Computing Reviews, the leading online review service for computing literature.

Search

Adversarial Information Retrieval: The Manipulation of Web Content

Dennis Fetterly
Microsoft Research

1. Introduction

Adversarial information retrieval has become a very active research area in the last few years. As the name indicates, adversarial information retrieval research differs from traditional information retrieval in that the content providers may have an adversarial relationship with the entity (usually a search engine) that consumes their content. The fraction of Web page referrals that come from search engines is significant, which has created an economic incentive for Web site operators to attempt to manipulate search engine rankings. This manipulation, which is often called Web spam or spamdexing, can take many forms, all of which are challenging to identify. These forms include content manipulation, link creation and manipulation, cloaking, click fraud, and tag spam. Similar to conventional information retrieval, adversarial information retrieval is an interesting area to work in because of the nature of the problem, and the potential for novel research to have a positive impact on the search results that are sent to millions of users.

The results of research into adversarial information retrieval enable search engines to identify content that attempts to game search engine rankings. Search engines need to identify this content in order to maintain a positive user experience. Once this content has been identified, those documents or sites can be penalized by the search engine in a variety of ways. The penalties range in severity from being suppressed in results pages, being stripped of any endorsement power, or actively being purged from the search engine’s index. A recent Pew Internet study [1] found that 55 percent of people had lost trust in email as a result of email spam. This study also found that 19 percent of users have reduced their email usage as a result of spam messages. The presence of Web spam in search results could have a similar impact on people’s trust in those results if the issue is not addressed satisfactorily. This, coupled with the low cost of switching between search engines, provides significant motivation to search engines to thwart any attempted manipulation of result rankings.

One of the many interesting challenges that this area shares with traditional information retrieval is the scale at which algorithms must correctly operate. Given the infinite nature of some Web sites, especially spam sites that return a new randomly generated page for every request they receive, it is impossible to accurately count the number of pages on the Web today, much less the number of spam Web pages. All of the major search engines currently select billions or tens of billions of documents from this infinite collection to index. Recent studies have shown that 13.8 percent [2] of English language Web pages were classified as spam pages, which gives an idea of the extensive scope of the problem and suggests that solutions that require manual intervention will not scale.
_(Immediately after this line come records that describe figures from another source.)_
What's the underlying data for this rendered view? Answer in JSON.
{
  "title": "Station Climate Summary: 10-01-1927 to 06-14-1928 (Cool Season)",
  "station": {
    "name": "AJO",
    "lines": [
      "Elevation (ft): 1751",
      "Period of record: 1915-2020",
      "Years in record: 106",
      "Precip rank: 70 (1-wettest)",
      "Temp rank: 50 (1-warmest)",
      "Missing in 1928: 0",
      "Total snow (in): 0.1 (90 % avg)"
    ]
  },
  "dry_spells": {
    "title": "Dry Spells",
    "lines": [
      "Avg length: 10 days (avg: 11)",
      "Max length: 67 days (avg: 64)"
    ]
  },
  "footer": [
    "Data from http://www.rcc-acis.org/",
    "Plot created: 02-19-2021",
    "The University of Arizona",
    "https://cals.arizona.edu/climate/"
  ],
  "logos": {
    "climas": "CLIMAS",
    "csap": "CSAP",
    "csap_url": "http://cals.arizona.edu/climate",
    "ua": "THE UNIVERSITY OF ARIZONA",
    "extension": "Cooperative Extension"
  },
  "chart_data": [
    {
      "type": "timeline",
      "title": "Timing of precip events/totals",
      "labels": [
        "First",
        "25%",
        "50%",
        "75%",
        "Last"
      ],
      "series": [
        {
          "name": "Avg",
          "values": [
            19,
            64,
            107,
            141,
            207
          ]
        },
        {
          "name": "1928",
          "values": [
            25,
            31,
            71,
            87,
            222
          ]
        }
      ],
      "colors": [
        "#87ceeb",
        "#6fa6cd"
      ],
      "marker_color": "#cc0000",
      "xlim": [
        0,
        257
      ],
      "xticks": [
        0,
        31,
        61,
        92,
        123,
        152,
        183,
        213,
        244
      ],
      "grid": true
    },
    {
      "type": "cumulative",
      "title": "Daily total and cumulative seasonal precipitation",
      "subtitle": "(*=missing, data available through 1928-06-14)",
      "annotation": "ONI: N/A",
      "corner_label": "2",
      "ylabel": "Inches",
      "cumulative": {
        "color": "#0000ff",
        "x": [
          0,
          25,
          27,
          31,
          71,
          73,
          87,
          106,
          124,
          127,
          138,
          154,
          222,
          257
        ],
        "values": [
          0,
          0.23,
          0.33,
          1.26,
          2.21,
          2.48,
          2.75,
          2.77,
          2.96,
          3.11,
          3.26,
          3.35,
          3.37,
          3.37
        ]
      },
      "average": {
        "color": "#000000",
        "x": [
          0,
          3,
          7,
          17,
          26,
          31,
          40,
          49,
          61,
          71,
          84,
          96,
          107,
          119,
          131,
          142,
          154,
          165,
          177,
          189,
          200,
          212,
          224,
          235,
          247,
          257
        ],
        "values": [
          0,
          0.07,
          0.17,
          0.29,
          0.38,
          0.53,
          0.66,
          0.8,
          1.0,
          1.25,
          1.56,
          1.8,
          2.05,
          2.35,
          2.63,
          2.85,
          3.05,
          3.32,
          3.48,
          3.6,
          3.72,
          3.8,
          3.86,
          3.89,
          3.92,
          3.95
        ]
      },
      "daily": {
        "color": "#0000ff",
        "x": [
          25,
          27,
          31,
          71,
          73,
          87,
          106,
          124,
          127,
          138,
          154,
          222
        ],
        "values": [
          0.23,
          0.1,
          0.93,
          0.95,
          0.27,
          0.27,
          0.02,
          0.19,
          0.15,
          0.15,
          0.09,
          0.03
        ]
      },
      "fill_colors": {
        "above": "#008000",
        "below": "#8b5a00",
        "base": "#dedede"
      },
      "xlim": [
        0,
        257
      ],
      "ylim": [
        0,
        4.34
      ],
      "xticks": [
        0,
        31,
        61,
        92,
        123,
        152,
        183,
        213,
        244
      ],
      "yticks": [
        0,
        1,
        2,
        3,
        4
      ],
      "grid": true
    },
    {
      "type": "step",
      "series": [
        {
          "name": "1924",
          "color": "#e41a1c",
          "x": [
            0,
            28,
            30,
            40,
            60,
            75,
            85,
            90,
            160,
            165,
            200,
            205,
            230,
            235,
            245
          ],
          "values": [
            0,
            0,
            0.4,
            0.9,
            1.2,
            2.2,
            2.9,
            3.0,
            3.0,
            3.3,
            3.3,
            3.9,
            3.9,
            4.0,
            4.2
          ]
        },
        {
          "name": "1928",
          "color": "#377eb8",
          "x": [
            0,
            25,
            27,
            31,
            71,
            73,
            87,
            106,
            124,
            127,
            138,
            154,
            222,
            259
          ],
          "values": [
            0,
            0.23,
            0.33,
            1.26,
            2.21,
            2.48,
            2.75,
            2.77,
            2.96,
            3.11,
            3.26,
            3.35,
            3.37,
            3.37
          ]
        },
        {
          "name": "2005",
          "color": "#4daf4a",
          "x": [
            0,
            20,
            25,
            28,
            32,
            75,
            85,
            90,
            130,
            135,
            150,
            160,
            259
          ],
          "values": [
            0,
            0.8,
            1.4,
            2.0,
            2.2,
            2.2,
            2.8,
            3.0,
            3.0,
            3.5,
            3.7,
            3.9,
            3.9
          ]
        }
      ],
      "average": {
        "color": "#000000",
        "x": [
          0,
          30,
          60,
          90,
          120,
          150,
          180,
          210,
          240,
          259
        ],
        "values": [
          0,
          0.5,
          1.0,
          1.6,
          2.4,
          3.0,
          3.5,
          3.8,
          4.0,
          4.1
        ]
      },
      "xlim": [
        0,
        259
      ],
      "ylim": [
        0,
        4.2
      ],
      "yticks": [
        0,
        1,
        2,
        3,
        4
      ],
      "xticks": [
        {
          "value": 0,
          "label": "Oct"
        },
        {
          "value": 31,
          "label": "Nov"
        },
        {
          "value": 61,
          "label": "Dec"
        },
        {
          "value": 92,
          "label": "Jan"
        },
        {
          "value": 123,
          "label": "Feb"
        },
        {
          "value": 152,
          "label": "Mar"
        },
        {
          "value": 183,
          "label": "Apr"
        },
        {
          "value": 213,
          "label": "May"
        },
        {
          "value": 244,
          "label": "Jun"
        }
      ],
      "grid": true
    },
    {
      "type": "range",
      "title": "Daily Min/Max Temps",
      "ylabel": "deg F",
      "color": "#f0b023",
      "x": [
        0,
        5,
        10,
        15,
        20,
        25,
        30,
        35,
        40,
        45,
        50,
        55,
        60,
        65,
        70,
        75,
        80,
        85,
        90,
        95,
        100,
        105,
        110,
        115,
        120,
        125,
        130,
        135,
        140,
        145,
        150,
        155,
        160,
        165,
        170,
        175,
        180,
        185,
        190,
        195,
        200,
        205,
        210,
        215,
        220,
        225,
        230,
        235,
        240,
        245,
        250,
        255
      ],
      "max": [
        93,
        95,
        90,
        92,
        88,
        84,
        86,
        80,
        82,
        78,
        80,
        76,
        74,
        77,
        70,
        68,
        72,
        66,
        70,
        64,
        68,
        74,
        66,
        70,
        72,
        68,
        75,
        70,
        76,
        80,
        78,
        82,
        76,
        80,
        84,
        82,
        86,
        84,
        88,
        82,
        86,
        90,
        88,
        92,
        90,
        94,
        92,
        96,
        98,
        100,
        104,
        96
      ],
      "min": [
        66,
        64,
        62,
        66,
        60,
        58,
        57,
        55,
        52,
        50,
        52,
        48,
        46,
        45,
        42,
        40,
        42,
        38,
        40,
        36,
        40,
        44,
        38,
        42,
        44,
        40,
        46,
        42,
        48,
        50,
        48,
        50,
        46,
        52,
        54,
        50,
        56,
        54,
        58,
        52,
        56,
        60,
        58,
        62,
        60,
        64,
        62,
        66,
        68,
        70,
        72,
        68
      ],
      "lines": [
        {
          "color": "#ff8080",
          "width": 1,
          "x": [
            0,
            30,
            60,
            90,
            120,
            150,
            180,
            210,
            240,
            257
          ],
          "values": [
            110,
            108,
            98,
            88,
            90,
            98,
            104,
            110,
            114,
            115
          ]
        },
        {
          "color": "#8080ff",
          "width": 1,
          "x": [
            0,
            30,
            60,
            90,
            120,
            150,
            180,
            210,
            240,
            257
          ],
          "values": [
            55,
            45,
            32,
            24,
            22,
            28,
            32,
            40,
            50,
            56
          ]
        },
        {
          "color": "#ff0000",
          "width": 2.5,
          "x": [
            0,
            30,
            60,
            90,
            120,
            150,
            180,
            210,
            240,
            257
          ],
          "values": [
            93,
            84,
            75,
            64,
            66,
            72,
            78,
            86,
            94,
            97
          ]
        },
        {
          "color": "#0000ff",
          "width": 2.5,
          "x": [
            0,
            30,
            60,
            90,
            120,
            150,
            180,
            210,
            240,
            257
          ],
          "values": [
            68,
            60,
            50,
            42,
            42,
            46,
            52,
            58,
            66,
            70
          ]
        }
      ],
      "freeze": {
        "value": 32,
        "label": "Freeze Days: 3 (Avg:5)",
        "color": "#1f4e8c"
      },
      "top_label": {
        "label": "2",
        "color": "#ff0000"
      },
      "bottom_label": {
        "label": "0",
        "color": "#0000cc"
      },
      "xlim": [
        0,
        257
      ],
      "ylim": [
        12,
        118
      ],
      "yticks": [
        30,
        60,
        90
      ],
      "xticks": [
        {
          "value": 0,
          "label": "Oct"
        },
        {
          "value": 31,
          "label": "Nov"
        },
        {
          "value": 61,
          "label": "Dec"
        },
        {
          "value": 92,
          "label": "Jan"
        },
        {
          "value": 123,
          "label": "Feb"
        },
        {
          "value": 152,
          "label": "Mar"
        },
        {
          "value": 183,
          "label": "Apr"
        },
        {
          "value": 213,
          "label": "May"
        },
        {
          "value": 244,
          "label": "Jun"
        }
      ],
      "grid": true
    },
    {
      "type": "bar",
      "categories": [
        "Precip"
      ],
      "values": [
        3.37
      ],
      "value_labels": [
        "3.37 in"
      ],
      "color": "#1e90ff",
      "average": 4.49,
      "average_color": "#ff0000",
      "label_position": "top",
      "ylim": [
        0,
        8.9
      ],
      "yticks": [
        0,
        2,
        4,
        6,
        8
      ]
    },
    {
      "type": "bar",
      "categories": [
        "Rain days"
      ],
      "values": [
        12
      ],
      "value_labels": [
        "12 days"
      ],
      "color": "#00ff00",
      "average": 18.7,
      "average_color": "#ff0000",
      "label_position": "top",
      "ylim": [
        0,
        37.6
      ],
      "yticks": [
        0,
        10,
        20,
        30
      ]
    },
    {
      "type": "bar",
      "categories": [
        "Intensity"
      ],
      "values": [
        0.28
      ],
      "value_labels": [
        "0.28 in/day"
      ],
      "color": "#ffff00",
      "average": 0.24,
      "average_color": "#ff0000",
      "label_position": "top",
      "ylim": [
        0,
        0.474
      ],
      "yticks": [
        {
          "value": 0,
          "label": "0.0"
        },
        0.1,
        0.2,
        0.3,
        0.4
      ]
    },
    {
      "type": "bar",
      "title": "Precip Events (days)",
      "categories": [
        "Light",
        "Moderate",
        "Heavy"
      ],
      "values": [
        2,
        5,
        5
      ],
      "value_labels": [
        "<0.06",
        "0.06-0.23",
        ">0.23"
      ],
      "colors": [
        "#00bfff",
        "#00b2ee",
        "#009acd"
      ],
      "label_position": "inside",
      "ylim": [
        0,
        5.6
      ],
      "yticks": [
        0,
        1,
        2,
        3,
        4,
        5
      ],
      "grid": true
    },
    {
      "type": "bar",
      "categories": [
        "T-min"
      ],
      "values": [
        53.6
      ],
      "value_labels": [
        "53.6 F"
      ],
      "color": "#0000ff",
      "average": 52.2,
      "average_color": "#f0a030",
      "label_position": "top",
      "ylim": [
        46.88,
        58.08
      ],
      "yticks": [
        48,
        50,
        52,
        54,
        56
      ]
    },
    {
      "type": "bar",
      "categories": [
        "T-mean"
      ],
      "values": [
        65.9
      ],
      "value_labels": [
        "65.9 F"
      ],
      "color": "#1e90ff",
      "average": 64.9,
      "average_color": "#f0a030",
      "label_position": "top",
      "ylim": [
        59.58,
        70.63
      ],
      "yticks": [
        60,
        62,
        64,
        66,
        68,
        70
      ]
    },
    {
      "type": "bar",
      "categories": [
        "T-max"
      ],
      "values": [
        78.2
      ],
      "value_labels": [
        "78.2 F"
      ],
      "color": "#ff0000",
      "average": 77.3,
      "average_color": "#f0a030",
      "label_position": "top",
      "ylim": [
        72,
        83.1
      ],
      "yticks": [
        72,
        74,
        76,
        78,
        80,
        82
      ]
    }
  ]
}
2. Content and Link Manipulation

One major issue in this area is the ease, both administratively and economically, with which adversaries can create content to attempt to manipulate the search engine results. In vanilla PageRank, every page has a small endorsement power and there is extremely little cost to create additional pages on a Web server. The cost is incurred in registering an Internet domain name and obtaining an Internet protocol (IP) address for a Web server. These costs can be amortized over a large number of hosts and pages by mapping multiple domains to a single IP address and creating a large number of hostnames or subdomains within the registered Internet domain name. Even minimal hosting costs can be avoided by enterprising spammers who have hosted their spam sites on one of the many blog hosting sites that provide free hosting. In addition to spam blogs, these services are also under a deluge of comment spam, where scripts post comments containing link spam on blogs, guestbooks, and wikis.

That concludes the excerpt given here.